L’abus est parfois retenu quand le droit moral est évoqué pour des raisons patrimoniales,
Ex.comme le détournement du droit de repentir ou de retrait (Cass. civ. 1ère, 14 mai 1991 : D. 1992, som. p. 12, obs. C. Colombet ; RTD com. 1992, p. 592, obs. A. Françon ; JCP 1991, II, 21760, note F. Pollaud-Dulian ; RIDA 1992, n° 151, p. 273, note P. Sirinelli) et la remise en cause des conditions d’une édition (TGI de Paris, 29 janvier 2008 : CCE 2008, comm. n° 37, obs. C. Caron).
- Recadrage au nom des droits patrimoniaux :
Ex.Dans une importante affaire, après que les premiers juges aient conclu à l’irrecevabilité de l’action d’un héritier de l’auteur (TGI de Paris, 12 septembre 2001 : JCP 2001, II, 10636, note C. Caron ; RTD com 2002, p. 475, obs.
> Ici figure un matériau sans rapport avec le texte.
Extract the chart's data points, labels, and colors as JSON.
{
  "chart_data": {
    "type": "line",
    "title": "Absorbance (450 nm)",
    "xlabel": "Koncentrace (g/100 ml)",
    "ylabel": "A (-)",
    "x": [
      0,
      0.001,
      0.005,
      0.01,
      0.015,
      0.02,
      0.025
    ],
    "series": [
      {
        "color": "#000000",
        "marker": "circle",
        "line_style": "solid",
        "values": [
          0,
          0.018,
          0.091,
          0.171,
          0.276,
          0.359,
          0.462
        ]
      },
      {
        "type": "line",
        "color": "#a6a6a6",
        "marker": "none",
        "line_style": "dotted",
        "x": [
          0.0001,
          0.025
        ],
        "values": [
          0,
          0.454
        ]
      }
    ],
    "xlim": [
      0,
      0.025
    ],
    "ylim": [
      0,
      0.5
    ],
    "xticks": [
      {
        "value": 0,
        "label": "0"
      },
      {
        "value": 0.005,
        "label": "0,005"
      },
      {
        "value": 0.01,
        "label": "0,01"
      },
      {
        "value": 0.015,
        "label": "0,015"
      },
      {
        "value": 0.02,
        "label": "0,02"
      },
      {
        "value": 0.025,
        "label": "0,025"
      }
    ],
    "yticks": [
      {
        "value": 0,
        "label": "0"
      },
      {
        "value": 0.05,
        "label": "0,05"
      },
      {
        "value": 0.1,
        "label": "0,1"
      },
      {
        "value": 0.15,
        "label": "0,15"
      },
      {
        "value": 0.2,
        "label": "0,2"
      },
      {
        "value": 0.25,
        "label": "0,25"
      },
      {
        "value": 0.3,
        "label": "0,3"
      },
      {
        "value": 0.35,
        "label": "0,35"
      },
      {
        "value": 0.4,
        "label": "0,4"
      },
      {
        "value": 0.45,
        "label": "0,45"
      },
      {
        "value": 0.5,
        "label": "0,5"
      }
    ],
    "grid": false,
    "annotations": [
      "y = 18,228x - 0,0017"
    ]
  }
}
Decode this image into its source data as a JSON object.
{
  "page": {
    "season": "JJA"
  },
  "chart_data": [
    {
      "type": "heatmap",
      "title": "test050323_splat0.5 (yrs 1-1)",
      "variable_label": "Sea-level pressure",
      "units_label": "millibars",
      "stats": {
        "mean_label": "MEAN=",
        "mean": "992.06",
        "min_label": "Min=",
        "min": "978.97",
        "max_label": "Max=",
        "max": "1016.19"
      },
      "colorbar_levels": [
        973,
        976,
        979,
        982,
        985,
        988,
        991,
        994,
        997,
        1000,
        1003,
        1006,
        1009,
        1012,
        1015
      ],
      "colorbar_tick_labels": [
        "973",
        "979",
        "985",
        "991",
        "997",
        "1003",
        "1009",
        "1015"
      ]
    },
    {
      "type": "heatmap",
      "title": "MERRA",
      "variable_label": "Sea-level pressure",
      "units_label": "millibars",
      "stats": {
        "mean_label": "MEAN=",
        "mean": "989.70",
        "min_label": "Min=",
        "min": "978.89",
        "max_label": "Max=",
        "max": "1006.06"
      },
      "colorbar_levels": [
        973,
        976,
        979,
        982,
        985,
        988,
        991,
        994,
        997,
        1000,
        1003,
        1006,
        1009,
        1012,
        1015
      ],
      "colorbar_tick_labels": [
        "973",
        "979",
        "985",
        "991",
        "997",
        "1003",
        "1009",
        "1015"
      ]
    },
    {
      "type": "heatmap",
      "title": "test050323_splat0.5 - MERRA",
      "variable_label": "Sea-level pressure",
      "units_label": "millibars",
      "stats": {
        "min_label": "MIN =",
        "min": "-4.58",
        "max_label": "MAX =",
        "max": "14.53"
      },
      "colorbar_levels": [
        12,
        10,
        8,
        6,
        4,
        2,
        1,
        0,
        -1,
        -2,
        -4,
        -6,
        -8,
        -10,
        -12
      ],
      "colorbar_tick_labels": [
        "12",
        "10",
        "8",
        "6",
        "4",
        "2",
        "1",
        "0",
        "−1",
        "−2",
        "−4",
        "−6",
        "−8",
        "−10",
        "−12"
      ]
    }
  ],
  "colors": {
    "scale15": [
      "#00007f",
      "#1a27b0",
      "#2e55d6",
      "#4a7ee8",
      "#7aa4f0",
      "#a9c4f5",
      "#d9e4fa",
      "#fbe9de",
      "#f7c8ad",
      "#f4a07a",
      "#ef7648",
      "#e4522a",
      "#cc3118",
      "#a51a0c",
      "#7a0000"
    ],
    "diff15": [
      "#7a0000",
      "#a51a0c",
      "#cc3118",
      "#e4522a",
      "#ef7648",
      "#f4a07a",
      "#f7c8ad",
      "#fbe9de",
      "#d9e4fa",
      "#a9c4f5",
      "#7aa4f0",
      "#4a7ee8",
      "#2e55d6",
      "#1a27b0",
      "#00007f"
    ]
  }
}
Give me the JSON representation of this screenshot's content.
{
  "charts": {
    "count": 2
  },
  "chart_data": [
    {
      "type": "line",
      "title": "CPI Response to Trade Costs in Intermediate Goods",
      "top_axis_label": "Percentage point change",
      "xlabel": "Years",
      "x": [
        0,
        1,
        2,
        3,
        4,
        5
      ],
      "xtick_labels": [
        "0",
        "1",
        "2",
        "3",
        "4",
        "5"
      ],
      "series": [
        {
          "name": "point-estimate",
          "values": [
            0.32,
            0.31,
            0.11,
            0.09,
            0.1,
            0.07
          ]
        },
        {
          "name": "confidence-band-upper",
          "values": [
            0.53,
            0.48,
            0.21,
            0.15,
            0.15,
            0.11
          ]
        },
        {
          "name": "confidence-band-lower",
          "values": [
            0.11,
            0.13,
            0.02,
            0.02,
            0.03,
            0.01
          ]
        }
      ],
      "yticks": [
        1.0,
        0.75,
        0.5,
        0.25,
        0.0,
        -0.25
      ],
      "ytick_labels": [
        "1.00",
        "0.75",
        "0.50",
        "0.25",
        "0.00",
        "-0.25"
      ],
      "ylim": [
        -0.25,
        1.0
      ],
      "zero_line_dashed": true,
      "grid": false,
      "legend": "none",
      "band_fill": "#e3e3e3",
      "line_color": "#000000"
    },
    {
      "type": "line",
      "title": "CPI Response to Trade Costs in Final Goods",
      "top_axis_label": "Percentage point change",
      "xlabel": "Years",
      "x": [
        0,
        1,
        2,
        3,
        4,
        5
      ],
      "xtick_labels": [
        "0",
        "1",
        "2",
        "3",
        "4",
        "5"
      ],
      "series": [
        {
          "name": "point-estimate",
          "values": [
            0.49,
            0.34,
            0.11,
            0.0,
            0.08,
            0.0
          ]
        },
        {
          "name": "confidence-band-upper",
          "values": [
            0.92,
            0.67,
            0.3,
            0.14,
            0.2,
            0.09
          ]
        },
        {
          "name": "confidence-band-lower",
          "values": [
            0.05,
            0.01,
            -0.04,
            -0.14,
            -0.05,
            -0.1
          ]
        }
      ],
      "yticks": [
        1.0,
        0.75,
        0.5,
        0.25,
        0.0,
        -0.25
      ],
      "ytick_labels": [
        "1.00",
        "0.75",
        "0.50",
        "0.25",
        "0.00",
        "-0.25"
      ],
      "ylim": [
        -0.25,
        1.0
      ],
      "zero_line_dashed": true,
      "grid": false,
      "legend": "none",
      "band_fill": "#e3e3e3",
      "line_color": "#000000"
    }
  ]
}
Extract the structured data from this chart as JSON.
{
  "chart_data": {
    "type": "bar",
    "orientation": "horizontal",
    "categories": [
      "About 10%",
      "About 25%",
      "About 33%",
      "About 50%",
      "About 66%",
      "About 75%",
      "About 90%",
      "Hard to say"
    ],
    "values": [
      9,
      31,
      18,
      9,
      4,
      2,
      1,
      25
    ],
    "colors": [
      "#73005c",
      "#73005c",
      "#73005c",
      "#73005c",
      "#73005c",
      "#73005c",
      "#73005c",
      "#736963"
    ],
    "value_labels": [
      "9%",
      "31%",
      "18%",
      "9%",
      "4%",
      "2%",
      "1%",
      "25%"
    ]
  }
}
A. Françon ; Propriétés intellectuelles 2002, n° 3, p. 57, obs. A. Lucas. – Adde. A. Lucas-Schloetter, « Cosette ou le temps des désillusions : de la prétendue perpétuité du droit moral en droit français », Dr. famille 2002, chr. n° 6), la Cour de Paris avait considéré que la suite donnée au roman de Victor Hugo, Les Misérables, portait atteinte au droit moral de l’auteur, mais sans mettre fin à l’exploitation des œuvres qui portaient atteinte et en octroyant des dommages-intérêts très symboliques (C. Caron, « Les Misérables : œuvre figée pour l'éternité ? », CCE 2004, n° 5, p. 24 – X. Daverat, « Vie et mort des personnages de fiction », Petites Affiches 2005, n° 11, p. 5 – B. Edelman, « Requiem pour un héros », D. aff. 2004, 2, p. 2028 - JCP Entr., 2005, 1216, n° 1, obs. Grégoire ; Propr. intell. 2004, n° 12, p. 768, note A. Lucas ; RIDA octobre 2004, p. 292, note F. Pollaud-Dulian)… Or, la première chambre civile a affirmé que l’écriture d’une suite était une adaptation, qui relève des droits patrimoniaux, de sorte que l’on ne peut s’y opposer quand l’œuvre est tombée dans le domaine public, « sous réserve du respect du droit au nom et à l’intégrité de l’œuvre adaptée » (Cass. civ. 1ère 30 janvier 2007 : CCE 2007, n° 3, p. 26, note C. Caron ; D. 2007, jur., p. 920, note S. Choisy ; D. 2007, Actualités, p. 497, obs. J. Daleau ; Légipresse 2007, III, p. 100, note E. Emile-Zola-Place ; RLDI 2007, p. 10, note T. Lancrenon ; Propr. intell. 2007, n° 23, p. 207, note A. Lucas ; RTD com. 2007, p. 354, obs. F. Pollaud-Dulian. Adde. : A. Bensamoun, « Victor Hugo et le droit d'auteur, suite et... suite », RLDI 2007, n° 25, p. 49 ; N. Bictin, « Marius et Cosette », Petites Affiches 2007, n° 144, p. 9 ; X. Daverat, « Sur quelques aléas dans l'existence des personnages de fiction », Petites Affiches 2007, n° 85 ; C. Geiger, « Droit d'auteur et liberté de création artistique : un fragile équilibre. Libres propos à partir de l'arrêt Victor Hugo de la Cour de cassation du 30 janvier 2007 », RLDI 2007, n° 26) ; la Cour de renvoi s’est inclinée (Paris, 19 décembre 2008 : JCP 2009, II, 10038, note C. Caron ; Petites Affiches 2009, n° 233, obs. X. Daverat).